Characterization of a Spatially Resolved Multi-Element Laser Ablation Ion Source

TL;DR

This paper presents a novel spatially resolved laser ablation ion source using a motorized mirror to precisely scan and ablate target surfaces, enabling high-resolution surface analysis for mass spectrometry applications.

Contribution

Development and characterization of a two-axis motorized mirror system for spatially resolved laser ablation in ion sources, achieving 50 μm resolution for targeted surface ablation.

Findings

Achieved 50 μm spatial resolution in ablation.

Demonstrated selective ablation of metal interfaces.

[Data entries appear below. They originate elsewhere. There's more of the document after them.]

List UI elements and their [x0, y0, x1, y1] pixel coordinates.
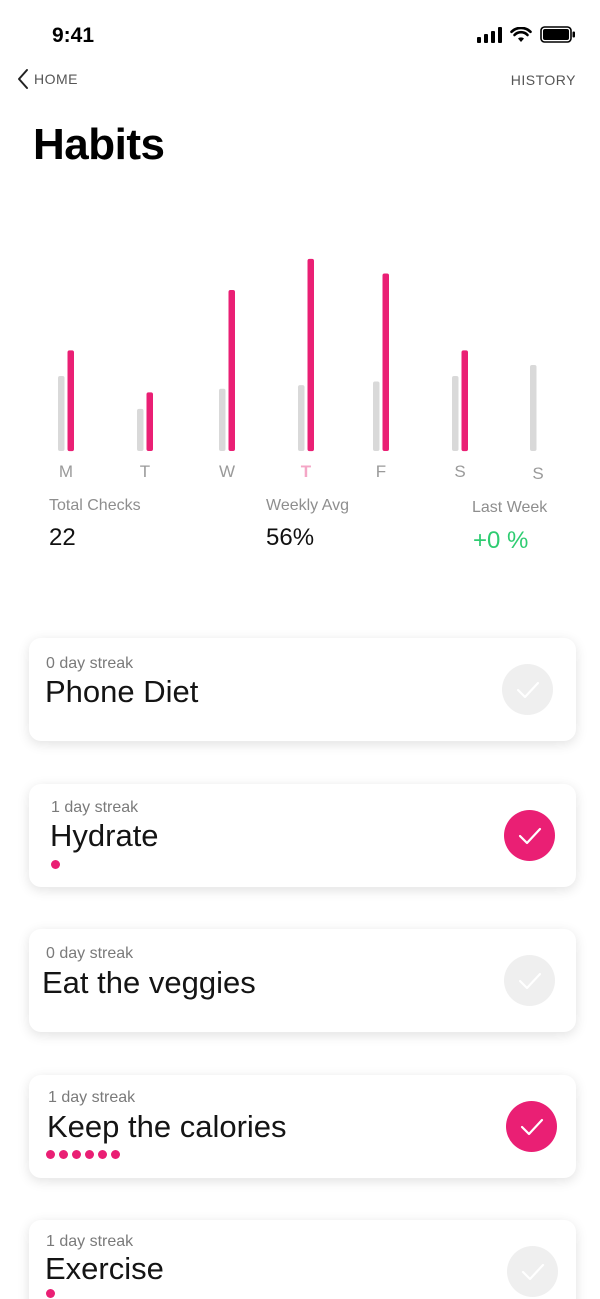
habit-check-button[interactable] [504, 810, 555, 861]
weekly-avg-label: Weekly Avg [266, 497, 350, 514]
chart-bar-current [228, 290, 235, 451]
habit-streak: 1 day streak [48, 1089, 136, 1106]
chart-bar-current [146, 392, 153, 451]
chart-day-label: W [218, 462, 236, 481]
habit-card[interactable]: 0 day streak Eat the veggies [29, 929, 576, 1032]
chart-day-label: M [58, 462, 74, 481]
habit-streak: 0 day streak [46, 945, 134, 962]
check-icon [518, 972, 541, 989]
total-checks-value: 22 [49, 524, 76, 551]
habit-name: Keep the calories [47, 1109, 287, 1144]
chart-bar-current [382, 273, 389, 451]
chart-day-label: T [300, 462, 312, 481]
habit-card[interactable]: 0 day streak Phone Diet [29, 638, 576, 741]
battery-icon [540, 26, 575, 43]
habit-name: Eat the veggies [42, 965, 256, 1000]
status-icons [477, 26, 576, 43]
total-checks-label: Total Checks [49, 497, 141, 514]
check-icon [516, 681, 539, 698]
habit-check-button[interactable] [504, 955, 555, 1006]
habit-card[interactable]: 1 day streak Keep the calories [29, 1075, 576, 1178]
streak-dot [111, 1150, 120, 1159]
chart-bar-current [461, 350, 468, 452]
wifi-icon [510, 26, 532, 42]
history-button[interactable]: HISTORY [511, 72, 576, 88]
chart-day-label: T [139, 462, 151, 481]
chart-bar-current [307, 258, 314, 452]
page-title: Habits [33, 120, 165, 169]
habit-streak: 1 day streak [51, 799, 139, 816]
streak-dot [72, 1150, 81, 1159]
streak-dot [46, 1289, 55, 1298]
habit-check-button[interactable] [506, 1101, 557, 1152]
chart-bar-previous [219, 388, 226, 451]
chart-bar-previous [452, 376, 459, 451]
chart-day-label: S [532, 464, 544, 483]
last-week-value: +0 % [473, 527, 529, 554]
habit-check-button[interactable] [507, 1246, 558, 1297]
chart-bar-previous [58, 376, 65, 451]
chart-bar-previous [373, 381, 380, 451]
streak-dots [46, 1289, 55, 1298]
habit-streak: 0 day streak [46, 655, 134, 672]
streak-dot [59, 1150, 68, 1159]
habit-card[interactable]: 1 day streak Hydrate [29, 784, 576, 887]
last-week-label: Last Week [472, 499, 548, 516]
chart-bar-previous [530, 365, 537, 451]
check-icon [518, 827, 541, 844]
chart-bar-previous [298, 385, 305, 451]
chart-bar-previous [137, 408, 144, 451]
habit-streak: 1 day streak [46, 1233, 134, 1250]
status-time: 9:41 [52, 24, 95, 47]
back-button[interactable]: HOME [16, 68, 78, 90]
check-icon [520, 1118, 543, 1135]
streak-dots [46, 1150, 120, 1159]
habit-check-button[interactable] [502, 664, 553, 715]
chart-bar-current [67, 350, 74, 452]
back-button-label: HOME [34, 71, 78, 87]
habit-name: Phone Diet [45, 674, 199, 709]
streak-dot [46, 1150, 55, 1159]
habit-name: Exercise [45, 1251, 164, 1286]
weekly-avg-value: 56% [266, 524, 315, 551]
streak-dots [51, 860, 60, 869]
habit-card[interactable]: 1 day streak Exercise [29, 1220, 576, 1299]
check-icon [521, 1263, 544, 1280]
chart-day-label: F [375, 462, 387, 481]
habit-name: Hydrate [50, 818, 159, 853]
streak-dot [98, 1150, 107, 1159]
signal-icon [477, 26, 502, 43]
streak-dot [85, 1150, 94, 1159]
streak-dot [51, 860, 60, 869]
chart-day-label: S [454, 462, 466, 481]
chevron-left-icon [18, 69, 28, 89]
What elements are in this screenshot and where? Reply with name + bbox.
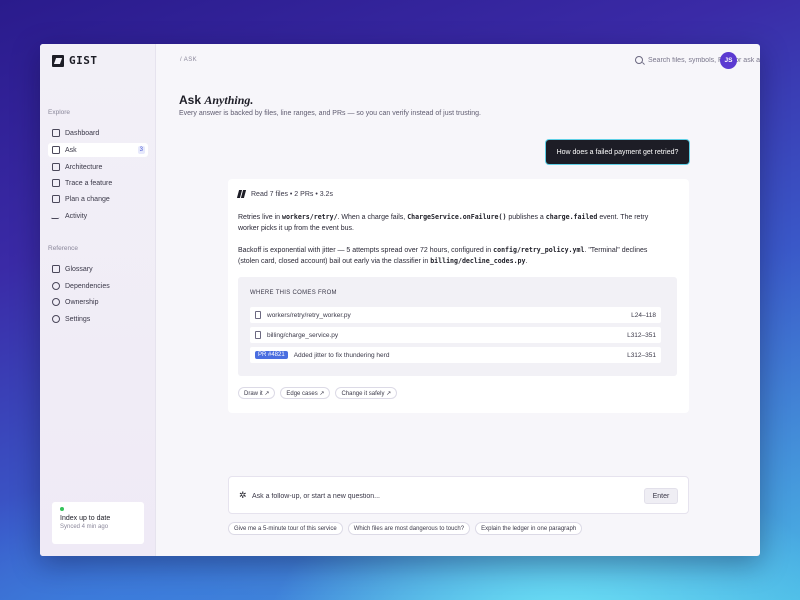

Enabled 2D surface imaging with laser ablation.

Abstract

A laser ablation ion source (LAS) is a powerful tool by which diverse species of ions can be produced for mass spectrometer calibration, or surface study applications. It is necessary to frequently shift the laser position on the target to selectively ablate materials in a controlled manner, and to mitigate degradation of the target surface caused by ablation. An alternative to mounting the target onto a rotation wheel or $x-y$ translation stage, is to shift the laser position with a final reflection from a motorized kinematic mirror mount. Such a system has been developed, assembled and characterized with a two axis motorized mirror and various metal targets. In the system presented here, ions are ablated from the target surface and guided by a 90 degree quadrupole bender to a Faraday cup where the ion current is measured. Spatially resolved scans of the target are produced by actuating the mirror motors, thus moving the laser spot across the target, and performing synchronous measurements of the ion current to construct 2D images of a target surface which can be up to 50~mm in diameter. The spatial resolution of the system has been measured by scanning the interfaces between metals such as steel and niobium, where it was demonstrated that the LAS can selectively ablate an area of diameter $\approx$50 $\mu$m. This work informs the development of subsequent LAS systems, that are intended to serve as multi-element ion sources for commercial and custom-built time-of-flight mass spectrometers, or to selectively study surface specific regions of samples.